The launch of this new website coincides with the 25th anniversary of ICEC and, more importantly, with a time when we are preparing for an important event in the fall to celebrate the achievements of young Iranian-Americans. This will be a reunion of ICEC alumni and other young Iranian-American and is planned to be a forum during which you will have the opportunity to hear about the latest research findings on heritage languages from experts in the field, to discuss ways to get involved in the community to promote Persian language and culture, and to lay the foundations of a professional networking. We invite all ICEC alumni, their families and friends as well as all former ICEC teachers to this educational and social gathering. We are hoping this to be the beginning of a wide network of young Iranian-Americans across the United States. We are anxious to greet our current students, but also our alumni whom we haven’t seen since they left us. Perhaps we will find you much different from the time we last saw you, but we will certainly remember your faces which will bring back memories of those years during which we greeted you and taught you every Saturday.

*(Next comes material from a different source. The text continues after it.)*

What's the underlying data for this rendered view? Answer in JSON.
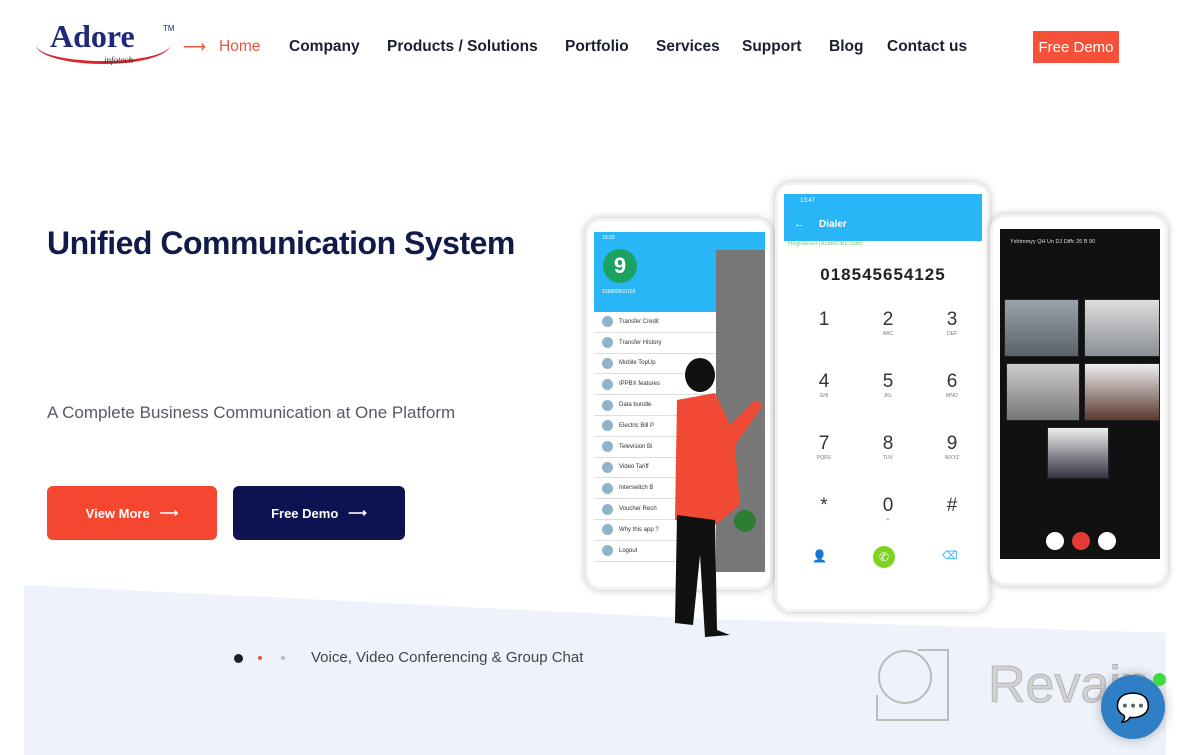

This reunion is especially significant from the standpoint of the current Iranian-American population. Over the last 25 years, our student body has gradually changed to a new generation; students of yesterday have become parents of today. An increasing number of current parents are those who came to this country with their parents at very young age and now are following in the footsteps of their parents by passing on the torch of Persian culture to the next generation. It is indeed an uplifting feeling to see so many young Iranian-American parents, many from mixed families, not giving up on their cultural heritage. Equally rewarding is the increasing interest in Persian language and culture among the general American population. We are at a juncture where all arrows point to a promising future; a promising future that is no doubt the direct result of our joint genuine efforts as a community in preserving our cultural heritage.